Daily Reflection
December 12th, 1999
by
Larry Gillick, S.J.
Deglman Center for Ignatian Spirituality
Click here for a photo of and information on this writer.
 
The Third Sunday of Advent
Isaiah 61:1-2, 10-11
Luke 1:46-50, 53-54
1 Thessalonians 5:16-24
John 1:6-8, 19-28

"Rejoice always!"  It is the third Sunday and the Church asks us to be gladly grateful as the time of our celebrating His coming draws nearer.  

Today's liturgy's first reading is a bold proclamation of the prophet Isaiah which Jesus will read in the Nazareth temple near the beginning of His public ministry.  It speaks confidently of ordination, mission and gratitude.  We hear it today as it applies to the One Who takes it all upon Himself to live out.

The Gospel is again about John's being the "witness" and not the Christ.  There were groups in the early years after Christ's death, who believed that John was the "anointed."  We hear in today's reading explicit statements that Jesus and not John, is the one sent.  Our faith allows us to have a great feeling of joy not merely that Jesus and not John, is the Messiah, but rather that Jesus was actually sent to us and continues being missioned to be our savior.

Advent is really a great advertising season.  New toys, clothes, appliances are displayed in windows, on tv, and the internet.  "Coming soon!"  The liturgy too is an advertisement of four weeks which invite us to see if we really need, or know that we need, the One sent to us.  

Commercials have to show us that we have a need for this deodorant or that snow blower.  People in the southern climates might need more of the former and nothing of the latter.  Advertisers have to make us feel the need and then present us with the salvation of that need.  We might not know we need a new mouse trap until the tv person convinces us that the whole house is full of the little creepy-creatures.

Advent is the time not only for His coming, but our coming to our own sense of need.  "The One Who has called you is faithful...."  We are not forced to see fictitious needs, but are invited to take the time for accepting prayerfully, how we depend on God, but don't like it all the time.  John knew who he was and who he was not.  When we grow comfortable with the illusion of our independence, we confuse ourselves about who we are and who we are not.     
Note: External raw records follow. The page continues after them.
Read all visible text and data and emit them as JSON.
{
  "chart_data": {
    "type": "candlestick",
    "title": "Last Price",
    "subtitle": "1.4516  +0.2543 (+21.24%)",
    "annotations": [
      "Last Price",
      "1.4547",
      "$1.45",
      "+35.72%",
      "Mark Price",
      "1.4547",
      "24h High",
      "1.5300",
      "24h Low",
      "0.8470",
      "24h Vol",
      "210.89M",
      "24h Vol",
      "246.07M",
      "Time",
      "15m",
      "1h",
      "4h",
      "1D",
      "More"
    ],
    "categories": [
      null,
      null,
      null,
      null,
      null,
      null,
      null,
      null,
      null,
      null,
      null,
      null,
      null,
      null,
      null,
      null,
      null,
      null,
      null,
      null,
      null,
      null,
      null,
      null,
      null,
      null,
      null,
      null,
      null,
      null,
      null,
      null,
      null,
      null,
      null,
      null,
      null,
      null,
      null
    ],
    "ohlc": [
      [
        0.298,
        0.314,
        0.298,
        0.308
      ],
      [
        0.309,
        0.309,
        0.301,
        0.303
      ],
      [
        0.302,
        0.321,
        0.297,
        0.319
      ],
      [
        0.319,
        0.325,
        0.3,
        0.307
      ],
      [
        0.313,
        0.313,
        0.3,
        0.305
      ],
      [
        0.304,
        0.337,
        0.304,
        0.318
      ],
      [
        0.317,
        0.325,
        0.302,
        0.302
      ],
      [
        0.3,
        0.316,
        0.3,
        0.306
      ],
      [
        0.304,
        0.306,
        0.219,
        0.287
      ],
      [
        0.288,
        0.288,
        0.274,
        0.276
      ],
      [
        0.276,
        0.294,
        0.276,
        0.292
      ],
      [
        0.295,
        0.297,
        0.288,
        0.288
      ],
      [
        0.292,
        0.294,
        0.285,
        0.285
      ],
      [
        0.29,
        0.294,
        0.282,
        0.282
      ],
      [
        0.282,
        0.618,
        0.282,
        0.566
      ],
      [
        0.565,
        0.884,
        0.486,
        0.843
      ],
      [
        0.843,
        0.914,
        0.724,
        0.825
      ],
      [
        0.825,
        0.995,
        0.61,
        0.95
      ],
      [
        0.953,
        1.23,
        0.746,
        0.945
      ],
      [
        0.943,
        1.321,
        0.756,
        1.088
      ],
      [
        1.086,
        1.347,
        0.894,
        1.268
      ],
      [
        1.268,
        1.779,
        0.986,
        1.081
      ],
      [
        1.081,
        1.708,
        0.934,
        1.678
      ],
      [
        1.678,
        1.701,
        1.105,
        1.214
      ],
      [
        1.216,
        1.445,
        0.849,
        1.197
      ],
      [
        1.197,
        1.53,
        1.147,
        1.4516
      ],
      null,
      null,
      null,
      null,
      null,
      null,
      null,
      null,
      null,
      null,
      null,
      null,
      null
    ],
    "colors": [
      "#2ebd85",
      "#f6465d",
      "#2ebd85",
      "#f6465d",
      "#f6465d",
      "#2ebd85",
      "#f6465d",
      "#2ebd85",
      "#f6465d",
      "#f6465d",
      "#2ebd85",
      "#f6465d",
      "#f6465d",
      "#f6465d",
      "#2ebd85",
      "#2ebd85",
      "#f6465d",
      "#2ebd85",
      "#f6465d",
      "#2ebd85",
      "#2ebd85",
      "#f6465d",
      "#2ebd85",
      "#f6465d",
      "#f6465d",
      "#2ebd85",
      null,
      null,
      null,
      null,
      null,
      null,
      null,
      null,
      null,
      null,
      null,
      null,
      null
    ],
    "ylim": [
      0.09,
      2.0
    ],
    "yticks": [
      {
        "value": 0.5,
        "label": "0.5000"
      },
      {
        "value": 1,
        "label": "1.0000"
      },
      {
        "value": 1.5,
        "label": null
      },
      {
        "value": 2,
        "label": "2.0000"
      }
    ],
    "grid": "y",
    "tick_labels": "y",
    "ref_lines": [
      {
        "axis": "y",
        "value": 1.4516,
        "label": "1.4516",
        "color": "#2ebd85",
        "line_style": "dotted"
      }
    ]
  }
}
What is the basic advertisement of this-day's liturgy, is that we are glad that the holy Lord God, "has clothed me with the robe of salvation and wrapped me in a mantle of justice...."  Though we do move in and out of the awareness of who we are and are not, our faithful God continues sending us a Messenger of fidelity and messages in our lives which, like flyers stuck in our mail boxes, are not necessarily wanted, but do tell us the truth of our dependence.

We rejoice today that the Advertiser of our salvation never tires of presenting His saving product, His grace and love.  Today we are asked to buy it and live it "Always."